What is the functionality of the queueStream function in Spark StreamingContext. According to my understanding it is a queue which queues the incoming DStream. If that is the case then how it is handled in the cluster with many node. Does each node will have this queueStream and the DStream is partitioned among all the nodes in the cluster? How does this queueStream work in cluster setup?

I have read below explanation in the [Spark Streaming documentation][https://spark.apache.org/docs/latest/streaming-programming-guide.html#basic-sources), but I didn't understand it completely. Please help me to understand it.

Queue of RDDs as a Stream: For testing a Spark Streaming application with test data, one can also create a DStream based on a queue of RDDs, using streamingContext.queueStream(queueOfRDDs). Each RDD pushed into the queue will be treated as a batch of data in the DStream, and processed like a stream.

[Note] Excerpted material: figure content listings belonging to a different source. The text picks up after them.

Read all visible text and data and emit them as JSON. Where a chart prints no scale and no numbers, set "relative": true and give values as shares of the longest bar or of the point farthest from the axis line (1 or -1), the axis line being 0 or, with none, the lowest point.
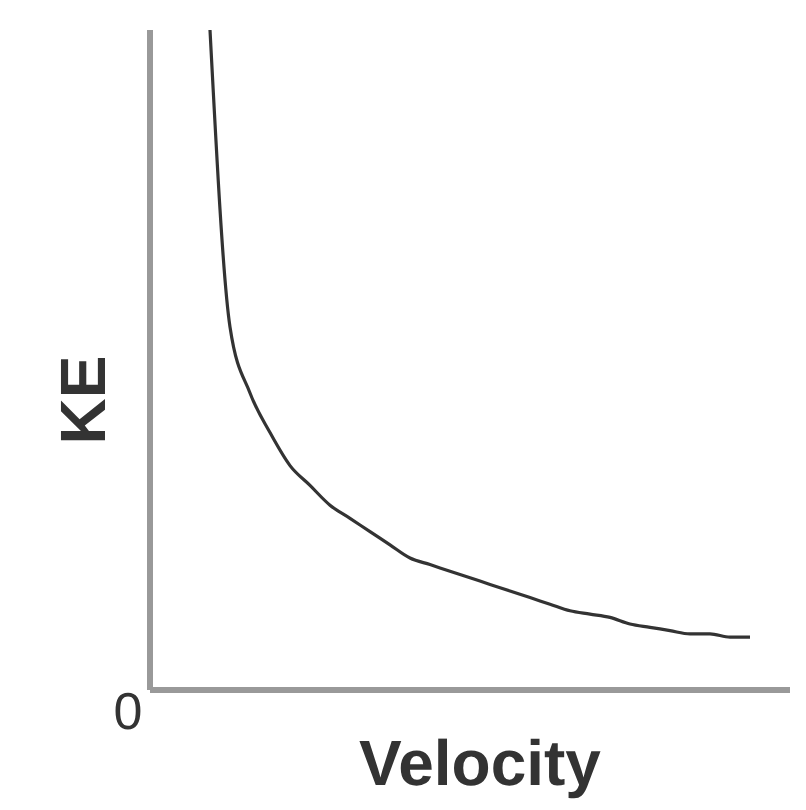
{
  "chart_data": {
    "type": "line",
    "relative": true,
    "xlabel": "Velocity",
    "ylabel": "KE",
    "annotations": [
      "0"
    ],
    "categories": [
      null,
      null,
      null,
      null,
      null,
      null,
      null,
      null,
      null,
      null,
      null,
      null,
      null,
      null,
      null,
      null,
      null,
      null,
      null,
      null,
      null,
      null,
      null,
      null,
      null,
      null,
      null,
      null,
      null,
      null,
      null,
      null,
      null
    ],
    "series": [
      {
        "color": "#333333",
        "values": [
          null,
          null,
          null,
          1.0,
          0.55,
          0.45,
          0.39,
          0.34,
          0.31,
          0.28,
          0.26,
          0.24,
          0.22,
          0.2,
          0.19,
          0.18,
          0.17,
          0.16,
          0.15,
          0.14,
          0.13,
          0.12,
          0.115,
          0.11,
          0.1,
          0.095,
          0.09,
          0.085,
          0.085,
          0.08,
          0.08,
          null,
          null
        ]
      }
    ],
    "grid": false,
    "legend": false,
    "marker": "none",
    "line_style": "solid"
  }
}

val myQueueRDD= scala.collection.mutable.Queue[RDD[MyObject]]()
val myStream= ssc.queueStream(myQueueRDD)

for(count <- 1 to 100) {
        val randomData= generateData() //Generated random data
        val rdd= ssc.sparkContext.parallelize(randomData) //Creates the rdd of the random data.
        myQueueRDD+= rdd //Addes data to queue.
}

myStream.foreachRDD(rdd => rdd.mapPartitions(data => evaluate(data)))

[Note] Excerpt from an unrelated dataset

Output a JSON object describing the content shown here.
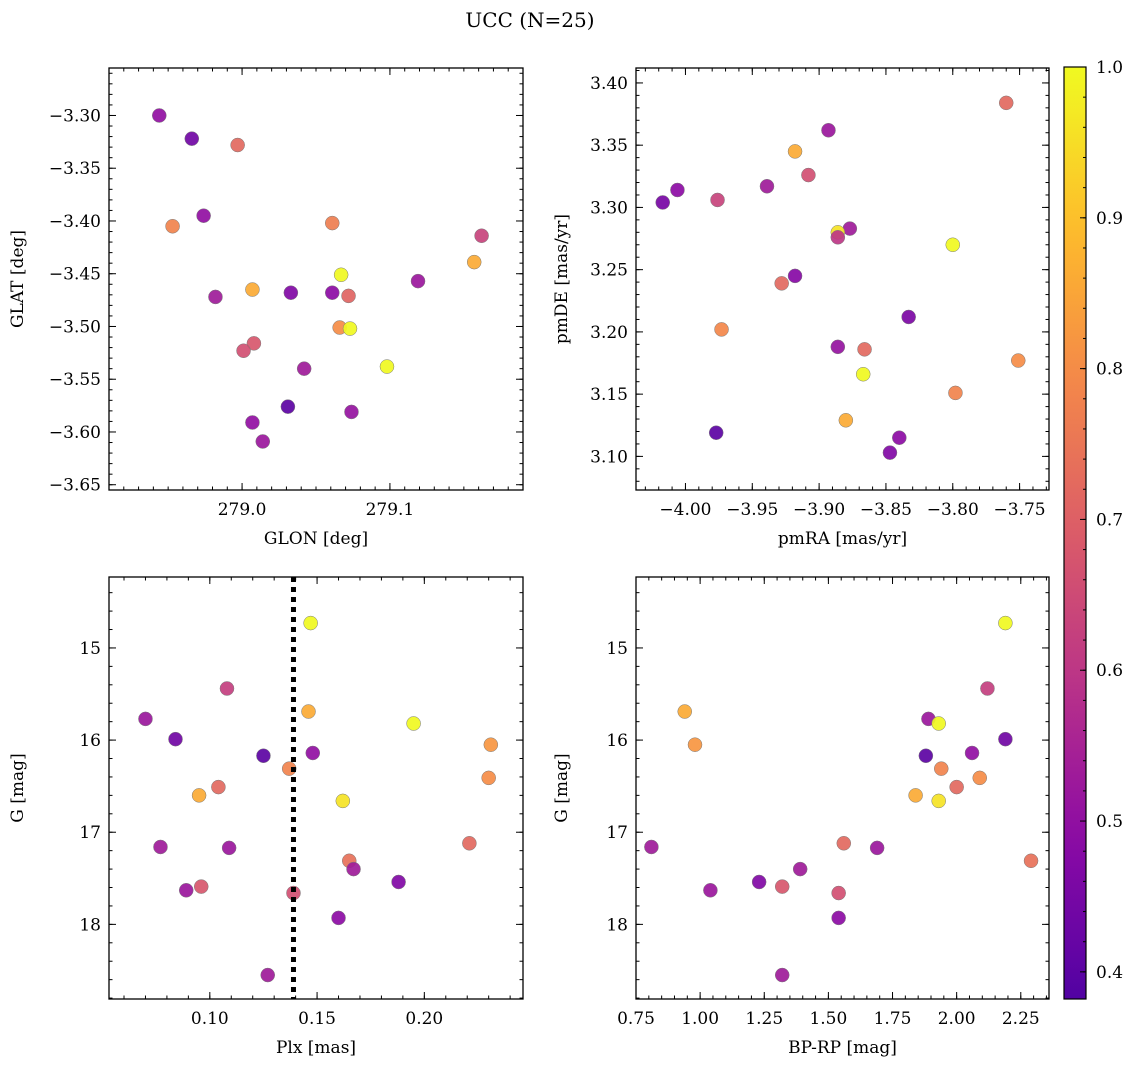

How the above part of the code will get executed in the spark streaming context with respect to partitions on different nodes.

1

1 Answers

2
votes

QueueInputDStream is intended for testing. It uses standard scala.collection.mutable.Queue to store RDDs which imitate incoming batches.

Does each node will have this queueStream and the DStream is partitioned among all the nodes in the cluster

No. There is only one copy of the queue and all data distribution is handled by RDDs. compute logic is very simple with dequeue (oneAtATime set to true) or union of the current queue (oneAtATime set to false) at each tick. This applies to DStreams in general - each stream is just a sequence of RDDs, which provide data distribution mechanism.

While it still follows InputDStream API, conceptually it is just a local collection from which you take elements every batchDuration.